Ella se tendió en la cama y él la observaba como una perla en medio de la concha de una ostra. Ella respiraba de forma intensa. El miraba la maravillosa libertad aquellos pechos, que sin ser grandes o pequeños se agitaban al compás de su respiración. El comenzó a besarla en el cuello, a acariciar su cuerpo con suavidad, hasta llegar a sus senos. Las manos de Aníbal eran como las olas de un mar de pasiones, que recorrían la playa del cuerpo armonioso, de Susana. A esas alturas el aroma suave del sexo de ella, anegado por sus jugos vitales, lo enardecía cada vez más. Todo en él era para ella una caricia, que a pesar de su fineza, la estremecía de placer Ella, respiraba agitada y gemía llevada por el placer que de las manos de él fluía, separó las piernas, para sentir el contacto de los dedos de él, entrando en su vellosidad, buscando el manantial de donde procedía aquella humedad plena de magia.

Los dedos de Aníbal se perdían en aquella sensación suave entre los labios vaginales de Susana, la penetró suavemente con su dedo mayor, ella gimió más fuerte, él besó las piernas de ella y hundió su lengua en aquella vulva lidiando en una singular esgrima, entre su lengua y el clítoris de ella, que a esas alturas estaba a punto de estallar en un orgasmo. El recorrió las nalgas de Susana, el último bastión del cuerpo de ella y le acarició el ano, penetrándolo levemente con movimientos circulares y sin dejar de besar el sexo de la mujer, sin darle tregua. Ella sin poder aguantar más estalló de placer.
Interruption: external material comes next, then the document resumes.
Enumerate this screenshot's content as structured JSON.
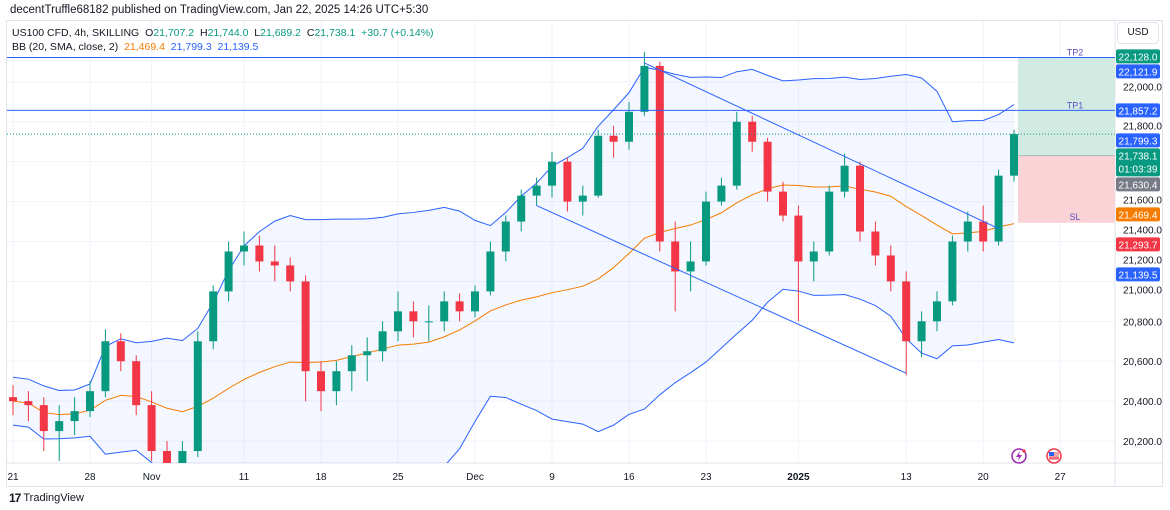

Los dos amantes se colocaron frente a frente, se tocaron, se descubrieron una vez más en aquel rito de fusión, hasta que él estuvo dentro de ella, moviéndose rítmicamente, profundamente y unidos en su piel por aquel aroma caliente, que los envolvía como una atmósfera en la que nada fuera de ellos cabía. La explosión de un orgasmo, los sorprendió casi al mismo tiempo y se quedaron abrazados, él adentro de ella, como queriendo prolongar el tiempo que era escaso. Ella debería volver a vestirse de oruga y regresar a su hogar .

Se ducharon juntos, ella cubrió su pelo y mientras se envolvía con la espuma del jabón, sus manos aprovechaban de recorrerse mutuamente. Mientras se secaban, él miró la imagen de ellos en el espejo sobre el vanitorio y sonrió al ver su desnudez grotesca y obesa, junto a la de ella, delicada y graciosa.

  • ¿De qué se ríe? - Inquirió ella.

El como respuesta, le selló los labios con un beso.

Ella salió del ascensor con paso seguro, lucía su traje sastre de siempre, nadie notaba su presencia, pero ella se sentía plena.

Aquella tarde, cuando ya anochecía, sabía que llegaría tarde y que su marido nada le preguntaría, su hijo la saldría a recibir, jugarían y sin palabras compartiría su plenitud, con aquel retoño, que cubría el vacío en que Jorge la mantenía. Prepararía las cosas para el día siguiente, la colación de Jorgito, sus tareas y le hablaría de sus cosas a Jorge, quien no la escucharía, lo que ya no le importaba, le bastaba con los oídos de Aníbal. Se acostaría junto a Jorge, lo evitaría en la medida que le fuera posible. No le gustaba sentirse utilizada y se dormiría en la inefable sensación de ser Ella.